Notationally for our syllabus, we write coordinates horizontally, for example, $B (1,-3,2)$ and represent position vectors in column vector form ($\overrightarrow{OB}=\mathbf{b}=\begin{pmatrix} 1 \\ -3 \\ 2 \end{pmatrix}$). Using $\mathbf{i},\mathbf{j}$ and $\mathbf{k}$ will work for the latter as well.

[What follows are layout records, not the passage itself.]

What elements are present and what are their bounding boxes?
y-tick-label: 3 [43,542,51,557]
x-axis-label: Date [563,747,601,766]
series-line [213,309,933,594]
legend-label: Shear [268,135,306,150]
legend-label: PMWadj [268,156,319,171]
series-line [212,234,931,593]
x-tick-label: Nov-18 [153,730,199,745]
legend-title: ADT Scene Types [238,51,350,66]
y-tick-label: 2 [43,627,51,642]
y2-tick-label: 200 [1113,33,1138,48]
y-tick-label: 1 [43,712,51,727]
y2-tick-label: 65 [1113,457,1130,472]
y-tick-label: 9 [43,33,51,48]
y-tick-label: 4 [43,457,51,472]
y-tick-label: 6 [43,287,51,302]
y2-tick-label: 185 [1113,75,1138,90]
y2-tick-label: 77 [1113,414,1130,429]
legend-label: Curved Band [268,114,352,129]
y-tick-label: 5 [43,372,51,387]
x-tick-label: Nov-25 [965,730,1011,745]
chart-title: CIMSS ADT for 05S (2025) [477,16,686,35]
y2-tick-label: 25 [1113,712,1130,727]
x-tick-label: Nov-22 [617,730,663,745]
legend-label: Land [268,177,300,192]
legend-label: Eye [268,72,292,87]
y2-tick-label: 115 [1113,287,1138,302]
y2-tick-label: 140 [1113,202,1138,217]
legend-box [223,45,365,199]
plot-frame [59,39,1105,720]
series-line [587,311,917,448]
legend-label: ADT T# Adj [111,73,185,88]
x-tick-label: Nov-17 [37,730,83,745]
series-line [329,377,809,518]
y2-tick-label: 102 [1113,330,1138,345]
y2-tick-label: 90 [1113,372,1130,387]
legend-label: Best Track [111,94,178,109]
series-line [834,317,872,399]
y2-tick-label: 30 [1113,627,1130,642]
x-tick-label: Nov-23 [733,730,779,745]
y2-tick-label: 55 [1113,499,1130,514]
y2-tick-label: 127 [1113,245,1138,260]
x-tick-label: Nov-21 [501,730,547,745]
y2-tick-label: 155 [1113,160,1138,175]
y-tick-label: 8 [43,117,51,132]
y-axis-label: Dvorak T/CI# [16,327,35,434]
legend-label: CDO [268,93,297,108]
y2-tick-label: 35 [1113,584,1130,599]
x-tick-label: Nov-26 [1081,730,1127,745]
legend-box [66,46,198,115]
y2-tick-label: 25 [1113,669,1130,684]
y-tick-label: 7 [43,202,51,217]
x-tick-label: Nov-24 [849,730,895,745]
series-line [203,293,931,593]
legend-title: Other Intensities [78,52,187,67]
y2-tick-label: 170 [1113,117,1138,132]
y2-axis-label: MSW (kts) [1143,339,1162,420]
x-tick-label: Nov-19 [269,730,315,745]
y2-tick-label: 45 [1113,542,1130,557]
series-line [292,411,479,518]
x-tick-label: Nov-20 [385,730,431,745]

We are often interested to form a vector starting from a point $A$ and ending at a point $B$. Using concepts from vector addtion and subtraction, we get $\overrightarrow{AB}=\overrightarrow{AO} + \overrightarrow{OB} = \overrightarrow{OB}-\overrightarrow{OA}$. This is illustated in the diagram below.

$$ \overrightarrow{AB} = \overrightarrow{OB}-\overrightarrow{OA}$$

This seemingly trivial formula is especially useful and will be used very often in our syllabus since it allows us to go from coordinates/position vectors to a vector starting from one point and ending at another.

Distance between points

We now know how to calculate $\overrightarrow{AB}$. To find the the distance between two points, $A$ and $B$, we use the magnitude of $\overrightarrow{AB}$, $\left | \overrightarrow{AB} \right |$.

Collinear points

We are sometimes interested in whether three points lie on a straight line. If they do, we call them collinear . To check whether 3 points $A,B$ and $C$ are collinear, we can form the vectors $\overrightarrow{AB}$ and $\overrightarrow{AC}$ (other combinations like $\overrightarrow{BC}$ and $\overrightarrow{CB}$ are allowed too). If $A,B$ and $C$ are collinear, then $\overrightarrow{AB}$ and $\overrightarrow{AC}$ will be parallel so $\overrightarrow{AB}=k\overrightarrow{AC}$.

Conversely, if $\overrightarrow{AB}=k\overrightarrow{AC}$ for some $k \neq 0$, then $\overrightarrow{AB}$ and $\overrightarrow{AC}$ are parallel. Moreover, they share a common point $A$ so $A,B$ and $C$ must collinear.

$ A, B \textrm{ and } C \textrm{ are collinear} \Leftrightarrow \overrightarrow{AB}=k\overrightarrow{AC} \textrm { for some } k \neq 0$

Solutions to examples

1. Given points $A(5,-1,3)$ and $B$ with position vector $\overrightarrow{OB} = \mathbf{i} + 2 \mathbf{j} - 4 \mathbf{k}$, find the vector $\overrightarrow{AB}$.

$\overrightarrow{AB} = \overrightarrow{OB} - \overrightarrow{OA} =$ $-4 \mathbf{i} + 3 \mathbf{j} -7\mathbf{k}$.

2. Find the distance between $A$ and $B$.

Distance required $=|\overrightarrow{AB}| =$ $\sqrt{74}$ units.

3. It is given further that $C$ has coordinates $(13,y,17)$. Given that $A,B$ and $C$ are collinear, find $y$.

$\overrightarrow{AC} = \overrightarrow{OC}-\overrightarrow{OA} = \begin{pmatrix} 8 \\ y+1 \\ 14 \end{pmatrix}$. Since $A,B$ and $C$ are collinear, $\overrightarrow{AC} = k \overrightarrow{AB}$ for some $k$. $\begin{pmatrix} 8 \\ y+1 \\ 14 \end{pmatrix} = k\begin{pmatrix} -4 \\ 3 \\ -7 \end{pmatrix}$. Hence $k = -2$ and $y+1 = (-2)(-4)$. This gives $y=7$.

4. If $D$ has coordinates $(-3,5,-11)$, show that $A,B$ and $D$ lie on the same line.

$\overrightarrow{AD} = \overrightarrow{OD} - \overrightarrow{OA} = -8\mathbf{i} + 6 \mathbf{j} -14 \mathbf{k}$. Hence $\overrightarrow{AD} = 2 \overrightarrow{AB}$, so $AD$ is parallel to $AB$. Moreover, they share a common point $A$. Thus $A,B$ and $D$ lie on the same line.